The US entertainment magazine describes the film as showing the stories of women who are denied access to abortion, in-vitro fertilisation and euthanasia in their own countries and must therefore travel across Europe “to undertake the procedures”. The film documents “the physical, emotional and economic tolls of such ‘medical tourism’,” and is, Variety argues, “a scathing indictment of the male-dominated state and religious institutions in Europe that exercise more power over women’s bodies than women themselves”.
Leading up to the premiere, Variety reports, religious groups in Greece’s second largest city circulated a call for an “awakening”, arguing that those involved in the documentary and supporting it “aim to demolish our ancestral values, while urging protesters to gather outside the building hosting the premiere.
On 1 March, Greek parliamentarian Komninos Delveroudis of the right-wing Victory party – which some criticise as being far-right – decried the “provocative, blasphemous and unsightly” poster and said it “openly offends morals, blaspheming the holy symbol of the cross and the holy faces of the crucified Christ and the Virgin Mary”.
He also called on the government “to restore the criminal provisions for the malicious blasphemy and defamation of religion”.
In response, the Greek Documentary Association criticised the Victory party’s “Taliban mentality” and warned against efforts “to bring back penal provisions which prosecute anyone who dares to express in any way, artistic or political, views which are not to the liking of its self-styled fundamentalist ‘ministers of the Greek people’.”
At the same time, opposition lawmaker Kyriaki Malama of the left-wing Syriza party said that such proclamations from Victory’s “uninvited inquisitor…cannot shake our democratic freedoms”, adding: “To these gentlemen and to the Middle Ages they represent, we reply that we call on the world to be at the screening of the documentary at the Thessaloniki festival to raise a shield of democracy against their dangerous views.”

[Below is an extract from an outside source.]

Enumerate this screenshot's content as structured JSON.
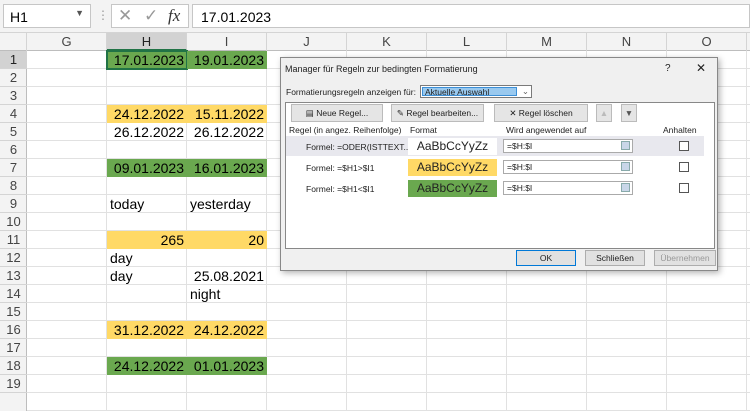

Variety reports that the measures taken by the city seemed to have the desired effect and demonstrators against the film did not turn up at the premiere. Instead, it notes, a crowd of roughly 200 counter-protesters chanting “death to fascism” turned up in defiance of the public ban, and were eventually marshaled from the scene by several dozen police officers in riot gear.
Speaking to Variety ahead of the premiere, Psykou said she was stunned by the strength of the backlash:
“When we made this poster, we knew that it would provoke some conversation, but we didn’t imagine this kind of reaction,” she said. “With the film, we want to open a dialogue. And we thought, with the poster, we could open a dialogue. But now, there’s no dialogue. There are only monologues.”